The sudden development of pulmonary edema constitutes a medical emergency.

The stagnation of the blood that flows through the lungs is the usual cause of pulmonary edema.

It may be recalled that the ventricle of the right side of the heart pumps blood into and through the lungs, after which it flows into the atrium of the left side of the heart.

As the blood passes through the lungs, it releases its load of carbon dioxide and accepts a new load of oxygen.

Once this blood arrives in the left side of the heart it is placed under pressure by the contraction of the left ventricle and thus forced to circulate throughout the entire body.


In emphysema, the lungs become less and less efficient because of progressive damage to the millions of alveoli, or air sacs, at the ends of the bronchioles in the lungs.

Oxygen and carbon dioxide exchange takes place in the walls of the alveoli-but when these walls of the air sacs are damaged.

Cavities form which contain an accumulation of contaminated mucus.

The efficiency of the lungs is greatly reduced and the patient suffers from shortness of breath (dyspnea) because the waste air is not easily removed/exhaled from the lungs and the required amount of oxygen-rich air is not restored/inhaled.

How to deal with pulmonary edema and emphysema

Initially, lungs are not at fault when pulmonary edema develops. This condition is a result of defective functioning of the heart.

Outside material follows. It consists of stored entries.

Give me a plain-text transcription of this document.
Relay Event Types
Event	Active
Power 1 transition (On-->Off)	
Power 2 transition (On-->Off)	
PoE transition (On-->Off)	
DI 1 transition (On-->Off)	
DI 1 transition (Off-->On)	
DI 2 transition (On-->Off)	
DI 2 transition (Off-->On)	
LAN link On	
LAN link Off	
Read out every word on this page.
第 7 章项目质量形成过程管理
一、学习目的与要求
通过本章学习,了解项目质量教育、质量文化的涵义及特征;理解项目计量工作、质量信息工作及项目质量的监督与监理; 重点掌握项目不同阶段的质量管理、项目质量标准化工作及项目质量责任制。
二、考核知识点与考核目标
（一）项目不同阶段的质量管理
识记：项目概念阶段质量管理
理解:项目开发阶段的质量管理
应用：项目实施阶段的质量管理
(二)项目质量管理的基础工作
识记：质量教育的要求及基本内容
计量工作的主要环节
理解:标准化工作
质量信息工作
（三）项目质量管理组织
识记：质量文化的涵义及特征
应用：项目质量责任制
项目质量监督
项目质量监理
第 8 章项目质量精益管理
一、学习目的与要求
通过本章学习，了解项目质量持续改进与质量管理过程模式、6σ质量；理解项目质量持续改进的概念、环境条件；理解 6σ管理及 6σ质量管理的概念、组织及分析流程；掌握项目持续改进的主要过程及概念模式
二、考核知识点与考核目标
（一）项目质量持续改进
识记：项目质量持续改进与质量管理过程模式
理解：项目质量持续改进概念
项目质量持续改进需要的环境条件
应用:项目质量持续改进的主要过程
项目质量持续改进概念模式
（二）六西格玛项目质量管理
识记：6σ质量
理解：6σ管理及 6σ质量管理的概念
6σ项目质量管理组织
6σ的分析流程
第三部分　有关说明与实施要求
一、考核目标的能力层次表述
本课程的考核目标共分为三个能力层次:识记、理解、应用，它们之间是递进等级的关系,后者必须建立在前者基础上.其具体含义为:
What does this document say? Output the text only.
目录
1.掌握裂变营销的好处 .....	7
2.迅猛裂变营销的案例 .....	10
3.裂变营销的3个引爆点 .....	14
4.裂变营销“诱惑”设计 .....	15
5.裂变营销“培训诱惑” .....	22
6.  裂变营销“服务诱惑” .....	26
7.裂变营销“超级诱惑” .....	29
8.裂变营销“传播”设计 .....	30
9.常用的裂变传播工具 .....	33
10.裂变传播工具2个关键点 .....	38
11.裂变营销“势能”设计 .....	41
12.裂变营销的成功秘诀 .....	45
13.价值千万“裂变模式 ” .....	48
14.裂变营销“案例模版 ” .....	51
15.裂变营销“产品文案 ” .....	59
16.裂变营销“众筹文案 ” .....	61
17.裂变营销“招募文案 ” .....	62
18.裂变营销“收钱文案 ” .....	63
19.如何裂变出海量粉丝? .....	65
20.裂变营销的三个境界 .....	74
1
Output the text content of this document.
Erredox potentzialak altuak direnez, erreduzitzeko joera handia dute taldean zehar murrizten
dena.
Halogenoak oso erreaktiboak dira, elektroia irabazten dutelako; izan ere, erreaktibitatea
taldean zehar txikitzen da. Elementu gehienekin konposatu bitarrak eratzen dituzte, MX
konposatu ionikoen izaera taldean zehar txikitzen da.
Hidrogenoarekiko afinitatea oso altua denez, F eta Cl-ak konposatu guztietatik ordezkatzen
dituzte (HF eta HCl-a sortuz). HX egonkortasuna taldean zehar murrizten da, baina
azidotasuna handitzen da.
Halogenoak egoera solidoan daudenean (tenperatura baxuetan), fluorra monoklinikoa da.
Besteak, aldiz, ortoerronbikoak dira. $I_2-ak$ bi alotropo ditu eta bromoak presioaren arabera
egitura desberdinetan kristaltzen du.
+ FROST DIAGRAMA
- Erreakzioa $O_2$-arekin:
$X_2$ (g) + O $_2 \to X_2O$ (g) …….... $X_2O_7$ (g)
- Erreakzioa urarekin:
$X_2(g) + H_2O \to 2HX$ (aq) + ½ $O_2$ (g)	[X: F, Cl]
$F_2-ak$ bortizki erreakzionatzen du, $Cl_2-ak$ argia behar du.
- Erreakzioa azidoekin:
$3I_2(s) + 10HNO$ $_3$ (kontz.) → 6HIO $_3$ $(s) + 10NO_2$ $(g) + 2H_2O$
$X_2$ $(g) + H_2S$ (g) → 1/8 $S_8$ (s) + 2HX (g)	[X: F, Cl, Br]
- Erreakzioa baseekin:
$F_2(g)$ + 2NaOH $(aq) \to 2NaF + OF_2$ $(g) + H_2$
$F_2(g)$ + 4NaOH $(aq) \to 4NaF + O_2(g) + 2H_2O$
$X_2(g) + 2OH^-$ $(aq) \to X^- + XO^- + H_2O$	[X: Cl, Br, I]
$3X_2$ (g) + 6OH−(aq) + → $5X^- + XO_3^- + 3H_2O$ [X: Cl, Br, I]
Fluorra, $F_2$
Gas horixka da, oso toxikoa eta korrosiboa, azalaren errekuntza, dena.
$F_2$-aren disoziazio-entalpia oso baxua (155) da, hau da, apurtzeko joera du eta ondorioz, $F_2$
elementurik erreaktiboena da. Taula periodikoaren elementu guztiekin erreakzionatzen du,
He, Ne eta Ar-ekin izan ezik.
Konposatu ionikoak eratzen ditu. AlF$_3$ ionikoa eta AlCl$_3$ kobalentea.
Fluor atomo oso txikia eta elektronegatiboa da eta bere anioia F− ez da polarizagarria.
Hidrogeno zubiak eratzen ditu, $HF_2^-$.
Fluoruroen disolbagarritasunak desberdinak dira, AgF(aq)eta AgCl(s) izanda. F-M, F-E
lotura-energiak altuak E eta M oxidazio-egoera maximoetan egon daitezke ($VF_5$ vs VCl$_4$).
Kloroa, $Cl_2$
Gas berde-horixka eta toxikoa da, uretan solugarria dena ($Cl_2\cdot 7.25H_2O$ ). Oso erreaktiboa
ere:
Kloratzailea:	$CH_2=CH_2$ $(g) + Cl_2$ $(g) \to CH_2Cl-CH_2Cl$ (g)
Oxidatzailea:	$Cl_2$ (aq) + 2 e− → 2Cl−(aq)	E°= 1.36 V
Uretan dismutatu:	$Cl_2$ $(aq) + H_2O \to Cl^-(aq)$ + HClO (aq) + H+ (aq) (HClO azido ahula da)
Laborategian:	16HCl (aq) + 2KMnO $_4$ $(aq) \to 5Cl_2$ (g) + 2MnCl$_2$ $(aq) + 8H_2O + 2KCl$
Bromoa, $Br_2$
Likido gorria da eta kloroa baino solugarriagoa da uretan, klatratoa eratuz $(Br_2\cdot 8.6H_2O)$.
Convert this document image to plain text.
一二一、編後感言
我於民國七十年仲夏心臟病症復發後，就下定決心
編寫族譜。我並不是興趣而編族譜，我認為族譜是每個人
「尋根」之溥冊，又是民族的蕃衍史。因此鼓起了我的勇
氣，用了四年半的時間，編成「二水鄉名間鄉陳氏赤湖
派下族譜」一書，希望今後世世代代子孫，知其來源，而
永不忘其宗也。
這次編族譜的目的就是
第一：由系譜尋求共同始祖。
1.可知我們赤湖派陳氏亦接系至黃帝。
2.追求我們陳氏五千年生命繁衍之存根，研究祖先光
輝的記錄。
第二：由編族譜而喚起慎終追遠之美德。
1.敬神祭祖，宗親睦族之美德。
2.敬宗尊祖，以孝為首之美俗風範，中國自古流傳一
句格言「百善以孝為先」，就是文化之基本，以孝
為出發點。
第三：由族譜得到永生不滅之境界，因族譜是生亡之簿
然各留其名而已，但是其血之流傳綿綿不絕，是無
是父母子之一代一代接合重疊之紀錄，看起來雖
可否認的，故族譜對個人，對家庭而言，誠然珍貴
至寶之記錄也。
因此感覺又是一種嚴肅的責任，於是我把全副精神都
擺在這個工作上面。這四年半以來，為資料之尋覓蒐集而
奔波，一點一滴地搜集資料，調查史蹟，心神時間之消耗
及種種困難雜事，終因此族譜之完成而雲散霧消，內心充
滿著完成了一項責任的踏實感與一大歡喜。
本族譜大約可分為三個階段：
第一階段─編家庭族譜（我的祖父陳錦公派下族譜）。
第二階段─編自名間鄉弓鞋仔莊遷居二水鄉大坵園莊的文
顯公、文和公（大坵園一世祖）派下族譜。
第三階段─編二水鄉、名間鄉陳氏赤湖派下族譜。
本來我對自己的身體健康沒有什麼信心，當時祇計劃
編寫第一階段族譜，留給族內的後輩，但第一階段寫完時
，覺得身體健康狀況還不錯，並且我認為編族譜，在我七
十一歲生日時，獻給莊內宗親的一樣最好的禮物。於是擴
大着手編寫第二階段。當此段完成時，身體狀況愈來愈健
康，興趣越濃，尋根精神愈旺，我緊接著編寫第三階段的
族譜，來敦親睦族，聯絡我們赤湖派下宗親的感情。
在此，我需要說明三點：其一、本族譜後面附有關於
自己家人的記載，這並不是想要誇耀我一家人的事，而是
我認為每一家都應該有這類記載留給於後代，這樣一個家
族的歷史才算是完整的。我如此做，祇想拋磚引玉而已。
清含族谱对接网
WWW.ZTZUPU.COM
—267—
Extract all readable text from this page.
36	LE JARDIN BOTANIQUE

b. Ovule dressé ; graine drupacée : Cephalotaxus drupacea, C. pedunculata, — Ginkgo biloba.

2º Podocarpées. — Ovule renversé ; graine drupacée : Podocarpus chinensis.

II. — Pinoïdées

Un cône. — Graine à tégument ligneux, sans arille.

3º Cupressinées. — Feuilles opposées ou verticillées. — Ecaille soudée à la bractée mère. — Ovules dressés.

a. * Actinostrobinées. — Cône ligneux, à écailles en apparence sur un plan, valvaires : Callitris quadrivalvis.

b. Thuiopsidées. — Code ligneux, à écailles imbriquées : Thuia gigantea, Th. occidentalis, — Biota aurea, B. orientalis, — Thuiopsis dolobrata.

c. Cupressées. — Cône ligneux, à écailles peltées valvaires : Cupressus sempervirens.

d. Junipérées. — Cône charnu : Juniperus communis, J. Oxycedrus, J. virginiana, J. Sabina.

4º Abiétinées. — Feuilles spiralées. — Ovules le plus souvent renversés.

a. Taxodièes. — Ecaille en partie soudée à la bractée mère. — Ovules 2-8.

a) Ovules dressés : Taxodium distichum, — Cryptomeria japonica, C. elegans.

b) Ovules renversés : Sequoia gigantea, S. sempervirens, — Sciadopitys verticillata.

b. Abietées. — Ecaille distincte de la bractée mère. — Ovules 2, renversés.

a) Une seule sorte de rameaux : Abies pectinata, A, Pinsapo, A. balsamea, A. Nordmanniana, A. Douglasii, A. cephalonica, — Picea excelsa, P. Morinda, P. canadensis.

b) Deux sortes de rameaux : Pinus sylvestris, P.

Care and treatment must, therefore, be directed toward correcting and supporting the weakened heart. As well as toward the prevention of further accumulation of fluid in the lungs.

Rheumatoid Arthritis

Rheumatoid arthritis is a chronic disease of the joints. Its exact cause is not known.

However, research suggest that as the immune system fails to work properly, the ‘synovial’. A thin membrane surrounding a joint, gradually becomes inflamed and swollen, which leads to inflammation of other parts of the affected joints for which edema shoes are used.

With the passage of time, the bones linked by the joint are weakened. In severe cases, bone tissue may eventually be destroyed.

The joints that are usually affected are the small ones in your hands and feet. Mainly the knuckles and toe joints, but rheumatoid arthritis can develop in any joint, including your wrists, knees, ankles or neck.

When your joints are affected, they become red, warm, swollen, tender to the touch, painful to move, and stiff. It is advisable to seek medical help as soon as possible.

Edema in cirrhosis of the Liver

In cirrhosis, the liver’s production of protein declines, with a consequent lowering of the blood’s osmotic pressure.

This favors the development of edema. Swelling of the ankles may be observed.

Cirrhosis also hinders the flow of blood coming to the liver from other abdominal organs and this causes an increase of blood pressure in the capillaries of these organs.

This results in an accumulation of fluid in the abdominal cavity (ascites).